Published on 18th August 2009, the Consultation Paper ‘Legal Aid: Funding Reforms’ includes proposals on expert fees in both the civil and criminal justice systems.
In summary the MoJ:
- accepts that quality expert evidence is essential to the effective running of the civil and criminal justice systems
- reports that many ‘providers’ (that’s probably MoJ-speak for lawyers) say the selection of the right expert is critical to the outcome they can achieve for their clients
- recognises that the expert witness community is a broad and disparate body and encompasses a range of motivations for undertaking forensic work
- explains that the existing pressures that tend to restrict the supply of experts willing to undertake publicly funded work have pushed cost control behind more pressing concerns over quality and supply of experts.
The MoJ also notes that:
- fee rates differ between criminal and civil cases
- fee rates vary, for the same work, between experts disbursement, spend (which includes expert fees) in public family law cases has risen by 46% in the last 4 years
- it plans to stop paying cancellation fees, to cap fees for travel time to £40/h and to cap mileage rates to 45p in civil legal aid contracts awarded from 2010.
The MoJ’s long term aim is to reduce the spend on expert witness fees by 20% and to introduce fixed fees for experts undertaking publicly funded work – but how realistic is this?

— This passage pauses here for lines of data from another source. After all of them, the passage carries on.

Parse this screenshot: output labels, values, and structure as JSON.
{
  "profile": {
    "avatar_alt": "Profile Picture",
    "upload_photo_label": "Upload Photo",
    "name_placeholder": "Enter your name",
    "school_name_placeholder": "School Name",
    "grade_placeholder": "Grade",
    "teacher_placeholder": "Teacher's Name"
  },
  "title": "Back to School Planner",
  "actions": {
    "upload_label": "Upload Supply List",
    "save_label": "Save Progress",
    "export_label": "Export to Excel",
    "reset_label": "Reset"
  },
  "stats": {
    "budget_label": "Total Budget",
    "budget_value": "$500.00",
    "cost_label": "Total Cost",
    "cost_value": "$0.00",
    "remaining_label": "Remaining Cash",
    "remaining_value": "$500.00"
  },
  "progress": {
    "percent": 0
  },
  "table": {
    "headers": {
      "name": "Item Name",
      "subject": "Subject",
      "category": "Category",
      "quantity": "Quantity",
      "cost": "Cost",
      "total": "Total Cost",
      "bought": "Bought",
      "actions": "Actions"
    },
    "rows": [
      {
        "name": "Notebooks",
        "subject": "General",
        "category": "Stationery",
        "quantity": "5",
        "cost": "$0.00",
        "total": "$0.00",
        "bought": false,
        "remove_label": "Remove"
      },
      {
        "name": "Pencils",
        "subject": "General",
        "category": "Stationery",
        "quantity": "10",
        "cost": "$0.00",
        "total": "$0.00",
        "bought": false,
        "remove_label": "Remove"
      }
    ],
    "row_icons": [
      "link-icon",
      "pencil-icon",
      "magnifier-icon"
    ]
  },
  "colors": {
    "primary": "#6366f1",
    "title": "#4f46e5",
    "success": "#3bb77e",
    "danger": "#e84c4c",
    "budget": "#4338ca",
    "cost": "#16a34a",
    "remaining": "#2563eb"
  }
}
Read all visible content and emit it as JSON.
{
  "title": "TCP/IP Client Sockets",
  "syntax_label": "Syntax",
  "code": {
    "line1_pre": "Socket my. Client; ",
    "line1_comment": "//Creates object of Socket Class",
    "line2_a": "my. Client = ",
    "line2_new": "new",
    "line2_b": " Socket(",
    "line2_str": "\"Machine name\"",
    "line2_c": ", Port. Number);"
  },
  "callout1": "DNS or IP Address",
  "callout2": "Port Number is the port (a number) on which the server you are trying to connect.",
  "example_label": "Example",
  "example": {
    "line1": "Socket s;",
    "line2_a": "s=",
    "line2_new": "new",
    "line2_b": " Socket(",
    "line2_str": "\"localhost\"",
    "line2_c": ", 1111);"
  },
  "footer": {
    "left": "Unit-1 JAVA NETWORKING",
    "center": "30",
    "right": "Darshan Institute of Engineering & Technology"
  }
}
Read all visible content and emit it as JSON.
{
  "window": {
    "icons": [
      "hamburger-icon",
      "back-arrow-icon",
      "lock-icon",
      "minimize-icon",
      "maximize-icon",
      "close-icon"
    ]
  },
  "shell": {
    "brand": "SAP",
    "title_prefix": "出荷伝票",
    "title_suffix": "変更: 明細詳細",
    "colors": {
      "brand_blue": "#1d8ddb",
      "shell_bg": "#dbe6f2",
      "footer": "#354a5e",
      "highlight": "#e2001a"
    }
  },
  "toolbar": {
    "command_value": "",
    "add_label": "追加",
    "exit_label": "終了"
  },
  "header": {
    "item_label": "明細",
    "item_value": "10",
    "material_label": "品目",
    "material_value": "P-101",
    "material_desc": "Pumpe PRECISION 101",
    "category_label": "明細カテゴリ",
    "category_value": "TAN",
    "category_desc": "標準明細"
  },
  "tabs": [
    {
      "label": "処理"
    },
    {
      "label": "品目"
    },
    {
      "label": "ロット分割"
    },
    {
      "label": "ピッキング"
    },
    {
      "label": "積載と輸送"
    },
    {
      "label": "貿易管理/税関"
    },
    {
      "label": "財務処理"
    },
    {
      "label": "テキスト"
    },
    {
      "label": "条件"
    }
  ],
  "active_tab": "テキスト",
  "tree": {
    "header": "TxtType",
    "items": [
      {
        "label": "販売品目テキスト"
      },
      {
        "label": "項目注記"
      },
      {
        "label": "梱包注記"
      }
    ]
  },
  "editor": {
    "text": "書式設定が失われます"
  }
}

The initial move of the MoJ is to cap fees using guidelines issued in 2003! As expert witnesses in computer forensics, CYFOR is experienced in working within the confines of legal aid. Currently, approximately 40% of our cases are funded by legal aid and capping fees at the proposed rates will have a significant impact on CYFOR, as it will on other experts.
Although the current economic crisis has brought about a climate of budget cuts and penny-pinching, is it fair to pay experts fees that were current 6 years ago? Company operating costs have increased considerably since 2003 and the proposed fees would mean investigations may be conducted without covering these costs, or even at a loss.